Page 1 of 2

Mysterious segfault

Posted: Mon May 07, 2007 11:48 am
by Tord Romstad
Glaurung 2-epsilon, the development version of Glaurung 2 which I released yesterday, apparently doesn't work in 64-bit Linux, although it does work correctly in 32-bit Linux. In 64-bit Linux, it segfaults immediately at startup. Bernard Bauer has run my program in gdb and found that the segfault occurs in the following function:

Code: Select all

static const int BitTable[64] = {
  63, 30, 3, 32, 25, 41, 22, 33, 15, 50, 42, 13, 11, 53, 19, 34, 61, 29, 2,
  51, 21, 43, 45, 10, 18, 47, 1, 54, 9, 57, 0, 35, 62, 31, 40, 4, 49, 5, 52,
  26, 60, 6, 23, 44, 46, 27, 56, 16, 7, 39, 48, 24, 59, 14, 12, 55, 38, 28,
  58, 20, 37, 17, 36, 8
};

Square pop_1st_bit(Bitboard *b) {
  Bitboard bb = *b ^ (*b - 1);
  uint32 fold = int(bb) ^ int(bb >> 32);
  *b &= (*b - 1);
  return Square(BitTable[(fold * 0x783a9b23) >> 26]);
}
The exact location of the crash is the line with *b &= (*b - 1).

What is wrong here, and why does this error occur only in 64-bit mode?

Tord

Re: Mysterious segfault

Posted: Mon May 07, 2007 12:12 pm
by Alessandro Scotti
One thing that might be worth trying is:
int index = (fold * 0x...)
and then checking the bounds... maybe the 32-bit "trick" is fooling the compiler.

Re: Mysterious segfault

Posted: Mon May 07, 2007 1:01 pm
by Gerd Isenberg
Alessandro Scotti wrote:One thing that might be worth trying is:
int index = (fold * 0x...)
and then checking the bounds... maybe the 32-bit "trick" is fooling the compiler.
I guess you are right. The 32*32bit product might be 64-bit - and shr 26 leaves more than six bit alive so that a additional & 63 might be necessary - or a conditional compile of a pure de Bruijn approach for 64-bit with shr 58!

Re: Mysterious segfault

Posted: Mon May 07, 2007 1:53 pm
by hgm
How should I understand this? Is 'int' by default 64-bit in 64-bit mode, so that the litteral constant is taken as a 64-bit signed int, and both are converted to u64 before the product is calculated?

In that case you might have to write the constant differently, or cast it to u32 before multiplying.

Re: Mysterious segfault

Posted: Mon May 07, 2007 3:16 pm
by Gerd Isenberg
hgm wrote:How should I understand this? Is 'int' by default 64-bit in 64-bit mode, so that the litteral constant is taken as a 64-bit signed int, and both are converted to u64 before the product is calculated?

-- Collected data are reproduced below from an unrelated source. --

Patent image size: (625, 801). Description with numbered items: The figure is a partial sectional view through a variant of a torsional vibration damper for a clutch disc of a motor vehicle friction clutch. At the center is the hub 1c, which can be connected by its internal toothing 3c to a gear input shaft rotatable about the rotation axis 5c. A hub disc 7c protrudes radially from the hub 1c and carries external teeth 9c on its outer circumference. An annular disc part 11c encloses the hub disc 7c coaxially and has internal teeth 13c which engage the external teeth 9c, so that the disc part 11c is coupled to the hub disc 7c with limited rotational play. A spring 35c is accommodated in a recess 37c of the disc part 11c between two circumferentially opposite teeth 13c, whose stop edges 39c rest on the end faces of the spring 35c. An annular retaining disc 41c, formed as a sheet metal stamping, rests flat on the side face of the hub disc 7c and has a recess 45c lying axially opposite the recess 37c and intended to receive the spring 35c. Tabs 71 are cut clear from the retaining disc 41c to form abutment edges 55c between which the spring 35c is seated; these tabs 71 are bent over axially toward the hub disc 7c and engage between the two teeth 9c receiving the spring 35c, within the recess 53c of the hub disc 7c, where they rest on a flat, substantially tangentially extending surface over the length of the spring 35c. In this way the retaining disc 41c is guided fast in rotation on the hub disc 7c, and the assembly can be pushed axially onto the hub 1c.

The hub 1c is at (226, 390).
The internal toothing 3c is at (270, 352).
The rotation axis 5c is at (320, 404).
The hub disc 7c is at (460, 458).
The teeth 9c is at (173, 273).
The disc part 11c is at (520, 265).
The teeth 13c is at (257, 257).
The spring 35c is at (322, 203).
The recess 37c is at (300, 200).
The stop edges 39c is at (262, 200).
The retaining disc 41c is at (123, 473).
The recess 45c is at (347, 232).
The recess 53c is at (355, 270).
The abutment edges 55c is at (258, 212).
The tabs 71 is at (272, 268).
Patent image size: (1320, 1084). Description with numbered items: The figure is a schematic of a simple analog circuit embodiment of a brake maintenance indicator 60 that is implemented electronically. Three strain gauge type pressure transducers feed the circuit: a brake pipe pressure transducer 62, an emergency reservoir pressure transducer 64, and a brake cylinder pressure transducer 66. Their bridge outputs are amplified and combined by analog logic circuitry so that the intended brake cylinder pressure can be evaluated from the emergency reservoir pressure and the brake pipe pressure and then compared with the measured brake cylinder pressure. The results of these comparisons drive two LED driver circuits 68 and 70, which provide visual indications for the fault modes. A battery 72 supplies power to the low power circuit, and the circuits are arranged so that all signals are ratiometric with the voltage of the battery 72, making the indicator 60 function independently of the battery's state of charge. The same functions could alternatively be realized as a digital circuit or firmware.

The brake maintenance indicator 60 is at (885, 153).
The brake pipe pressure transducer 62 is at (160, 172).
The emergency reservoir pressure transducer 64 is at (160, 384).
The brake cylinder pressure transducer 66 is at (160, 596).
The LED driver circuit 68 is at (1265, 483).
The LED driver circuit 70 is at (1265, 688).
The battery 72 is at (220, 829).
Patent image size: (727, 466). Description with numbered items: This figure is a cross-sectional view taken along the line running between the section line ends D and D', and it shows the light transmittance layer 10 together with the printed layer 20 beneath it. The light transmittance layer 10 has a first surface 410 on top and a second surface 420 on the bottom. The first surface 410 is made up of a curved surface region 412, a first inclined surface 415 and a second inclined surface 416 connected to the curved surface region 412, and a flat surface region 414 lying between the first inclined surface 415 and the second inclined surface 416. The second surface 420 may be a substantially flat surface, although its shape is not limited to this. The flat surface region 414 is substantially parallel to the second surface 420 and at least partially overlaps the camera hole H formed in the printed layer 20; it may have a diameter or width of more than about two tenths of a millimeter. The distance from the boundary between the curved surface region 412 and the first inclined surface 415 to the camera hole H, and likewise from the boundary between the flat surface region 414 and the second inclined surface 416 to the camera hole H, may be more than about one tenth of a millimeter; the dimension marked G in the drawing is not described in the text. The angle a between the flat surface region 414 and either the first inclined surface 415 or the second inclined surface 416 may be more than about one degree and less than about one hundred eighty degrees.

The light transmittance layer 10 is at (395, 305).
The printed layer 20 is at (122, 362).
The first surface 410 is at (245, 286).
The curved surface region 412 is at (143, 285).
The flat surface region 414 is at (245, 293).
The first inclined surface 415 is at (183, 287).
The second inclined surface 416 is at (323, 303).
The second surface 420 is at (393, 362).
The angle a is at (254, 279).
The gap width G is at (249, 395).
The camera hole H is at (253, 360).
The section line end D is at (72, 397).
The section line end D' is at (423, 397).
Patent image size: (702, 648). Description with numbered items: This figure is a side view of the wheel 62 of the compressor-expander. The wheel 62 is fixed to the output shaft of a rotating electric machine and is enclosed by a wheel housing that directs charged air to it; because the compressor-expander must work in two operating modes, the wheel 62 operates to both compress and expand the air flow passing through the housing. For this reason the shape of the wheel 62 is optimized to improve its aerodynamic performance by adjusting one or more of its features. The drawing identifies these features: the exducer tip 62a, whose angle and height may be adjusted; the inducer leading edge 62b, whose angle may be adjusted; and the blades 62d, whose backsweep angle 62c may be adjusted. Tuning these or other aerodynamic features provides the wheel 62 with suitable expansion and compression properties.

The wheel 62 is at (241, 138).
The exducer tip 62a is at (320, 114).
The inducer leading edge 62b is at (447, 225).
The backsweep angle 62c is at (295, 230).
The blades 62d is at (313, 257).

In that case you might have to write the constant differently, or cast it to u32 before multiplying.
Int is still 32-bit (even long under w64, which requires long long) - may be constant literals in conjunction with multiplication is implicitly a long-expression here. Only a vague idea, may be Tord can confirm the reason of the crash later.

Re: Mysterious segfault

Posted: Mon May 07, 2007 4:29 pm
by hgm
Well, then I would say this definitely is a compiler error. The standard requires conversion of operands to the common type, and performing the operator in that type. and the common type of u32 and int32 should be u32. I don't think multiplication is defined as having a double-length result (although on most hardware it of course this instruction is available). If it was, it should also be defined as such in 32-bit mode...

Re: Mysterious segfault

Posted: Mon May 07, 2007 5:16 pm
by Tord Romstad
hgm wrote:Well, then I would say this definitely is a compiler error.
Perhaps it is - I don't know the standard well enough to be sure. At any rate, this compiler error seems to be sufficiently common that working around it is worth the effort.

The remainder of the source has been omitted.